Music helping Discovar’s patience | Entertainment
An 18-month incarceration starting in 2014, a failed business five years after that, and the death of his mother to cancer six months ago have all taught Oneil Taylor the true meaning of faith and patience. But nothing has been more of a teacher to this week’s STAR on the Rise than the business of music.
“I thought my big break would have happened from 2018. That’s the year I released my debut single, Umbeh, which was on an Afrobeat rhythm but had a dancehall flow,” he said. “Unfortunately, with business, an investment doesn’t always turn around so quickly. I learnt that from many ventures and music, specifically, is helping me to develop that patience needed, to understand what it means to be patient in the same way my incarceration did.”

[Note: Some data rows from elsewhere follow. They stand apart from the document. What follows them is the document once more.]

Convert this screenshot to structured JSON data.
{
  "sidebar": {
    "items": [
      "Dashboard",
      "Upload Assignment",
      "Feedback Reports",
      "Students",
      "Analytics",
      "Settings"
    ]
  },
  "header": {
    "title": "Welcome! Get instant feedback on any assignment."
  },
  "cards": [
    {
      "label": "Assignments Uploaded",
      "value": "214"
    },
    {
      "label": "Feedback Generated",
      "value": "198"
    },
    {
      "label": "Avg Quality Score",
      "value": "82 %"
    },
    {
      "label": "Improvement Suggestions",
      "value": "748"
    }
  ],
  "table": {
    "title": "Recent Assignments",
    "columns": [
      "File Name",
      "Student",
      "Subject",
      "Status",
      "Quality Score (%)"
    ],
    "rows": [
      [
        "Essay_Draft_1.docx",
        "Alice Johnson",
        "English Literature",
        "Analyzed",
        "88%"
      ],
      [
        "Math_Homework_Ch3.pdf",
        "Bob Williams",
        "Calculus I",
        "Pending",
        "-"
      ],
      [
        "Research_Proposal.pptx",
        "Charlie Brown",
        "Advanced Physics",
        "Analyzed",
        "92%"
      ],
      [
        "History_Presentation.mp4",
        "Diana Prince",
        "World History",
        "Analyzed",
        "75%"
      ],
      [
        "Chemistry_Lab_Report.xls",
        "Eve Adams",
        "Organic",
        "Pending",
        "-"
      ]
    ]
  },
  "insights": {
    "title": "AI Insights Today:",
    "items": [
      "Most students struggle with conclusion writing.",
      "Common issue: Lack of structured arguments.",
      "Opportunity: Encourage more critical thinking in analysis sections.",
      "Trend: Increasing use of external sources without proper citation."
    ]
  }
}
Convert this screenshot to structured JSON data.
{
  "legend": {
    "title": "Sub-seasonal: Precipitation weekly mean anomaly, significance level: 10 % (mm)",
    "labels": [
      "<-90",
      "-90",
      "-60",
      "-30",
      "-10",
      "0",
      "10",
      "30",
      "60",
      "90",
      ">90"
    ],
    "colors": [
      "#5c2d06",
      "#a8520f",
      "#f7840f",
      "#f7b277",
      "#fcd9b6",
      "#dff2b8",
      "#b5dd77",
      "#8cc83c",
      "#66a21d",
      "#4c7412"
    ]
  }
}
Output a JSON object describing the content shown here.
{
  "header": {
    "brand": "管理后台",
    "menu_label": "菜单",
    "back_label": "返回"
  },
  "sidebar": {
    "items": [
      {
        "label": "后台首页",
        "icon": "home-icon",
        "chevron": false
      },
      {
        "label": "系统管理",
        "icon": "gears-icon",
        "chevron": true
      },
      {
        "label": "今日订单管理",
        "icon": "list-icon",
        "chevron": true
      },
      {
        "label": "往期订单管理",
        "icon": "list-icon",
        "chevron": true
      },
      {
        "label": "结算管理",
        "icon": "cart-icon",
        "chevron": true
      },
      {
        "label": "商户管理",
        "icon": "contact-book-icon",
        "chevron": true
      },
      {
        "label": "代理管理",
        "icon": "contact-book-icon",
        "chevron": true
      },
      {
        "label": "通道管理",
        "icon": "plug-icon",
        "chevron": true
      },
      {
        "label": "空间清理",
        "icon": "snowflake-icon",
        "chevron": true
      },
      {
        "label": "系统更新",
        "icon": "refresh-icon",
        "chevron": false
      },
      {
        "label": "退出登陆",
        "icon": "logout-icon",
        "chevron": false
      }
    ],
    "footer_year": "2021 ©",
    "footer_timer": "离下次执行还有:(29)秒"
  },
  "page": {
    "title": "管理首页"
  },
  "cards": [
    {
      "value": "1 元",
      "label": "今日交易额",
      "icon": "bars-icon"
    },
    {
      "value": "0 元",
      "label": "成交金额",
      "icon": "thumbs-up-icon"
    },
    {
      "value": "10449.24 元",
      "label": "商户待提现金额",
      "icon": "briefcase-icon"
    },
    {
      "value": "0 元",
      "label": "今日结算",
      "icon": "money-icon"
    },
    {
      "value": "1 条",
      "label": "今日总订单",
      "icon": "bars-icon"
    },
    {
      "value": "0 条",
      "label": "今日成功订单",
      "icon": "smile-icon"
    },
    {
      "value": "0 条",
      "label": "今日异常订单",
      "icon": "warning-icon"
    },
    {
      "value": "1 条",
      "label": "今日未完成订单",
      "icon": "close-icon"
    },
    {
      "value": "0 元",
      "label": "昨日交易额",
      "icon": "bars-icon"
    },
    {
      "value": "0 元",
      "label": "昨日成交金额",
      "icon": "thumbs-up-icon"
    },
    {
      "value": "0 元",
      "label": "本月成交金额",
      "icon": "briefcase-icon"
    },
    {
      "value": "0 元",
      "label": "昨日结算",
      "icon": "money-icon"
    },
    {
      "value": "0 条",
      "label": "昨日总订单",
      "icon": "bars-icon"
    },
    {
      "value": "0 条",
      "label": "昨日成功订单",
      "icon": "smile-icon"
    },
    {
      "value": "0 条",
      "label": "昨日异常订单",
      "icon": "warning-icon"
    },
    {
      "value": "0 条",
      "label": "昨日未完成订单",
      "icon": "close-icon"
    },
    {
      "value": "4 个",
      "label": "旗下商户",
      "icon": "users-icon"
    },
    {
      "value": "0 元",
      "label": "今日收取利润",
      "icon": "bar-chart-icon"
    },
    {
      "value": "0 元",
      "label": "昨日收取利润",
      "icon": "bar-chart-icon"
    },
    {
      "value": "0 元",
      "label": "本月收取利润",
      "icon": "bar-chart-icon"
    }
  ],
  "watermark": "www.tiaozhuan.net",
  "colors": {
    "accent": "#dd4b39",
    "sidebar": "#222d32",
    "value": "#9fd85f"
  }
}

Taylor, who branded himself as Discovar, said that becoming a reggae-dancehall fusion recording artiste in Newburgh, New York, was a journey of self-discovery and he recognised soon enough that it would require more than just writing and producing good music.
“It demanded all my focus and at the time, I was driving trucks (which kept him on the road a lot). Plus I had a Caribbean-style restaurant business and I am also a father,” Discovar shared. “A hiatus from recording was necessary to find a balance with everything else, especially where I had invested my money.”
Originally from Yallahs, St Thomas, Discovar was raised by both parents along with five siblings. He described himself as “the self-conscious, bad child that grew up in a family that produced accountants and professors.”
Discovar said “You’re talking to a born businessman, enuh. It started in car sales in Jamaica before I left for the US in 2010. Just that things happen in life.”
He was passionate about being a restaurateur because “I could share food I loved, from back home in Jamaica. Not only that, it was a cultural melting pot for events.”
The restaurant’s doors closed officially in 2019. Then when his mother passed, Discovar said that he started taking the music business seriously.
“Before my mom died, she spoke to me about my doing music basically giving me her approval and I believe I am honouring her by following my dream also by avoiding violent lyrics,” he said. “Dancehall listeners are not going to get those types of songs from me. I mostly sing about the reality of life and deliver lyrics for the ladies, songs like First Night and Fake Love, those that speak about my own experiences.”
Recently BBC 1Xtra’s radio presenter and popular producer Seani B featured Fake Love on his Spotlight Sessions Download and Delete, where the song was declared a ‘must-download’.
“If I wasn’t patient, I wouldn’t have received this opportunity and I am happy I did, because at the end of the showcase, the DJ decides if the song is worth anything. Mine was downloaded and not deleted,” Discovar said.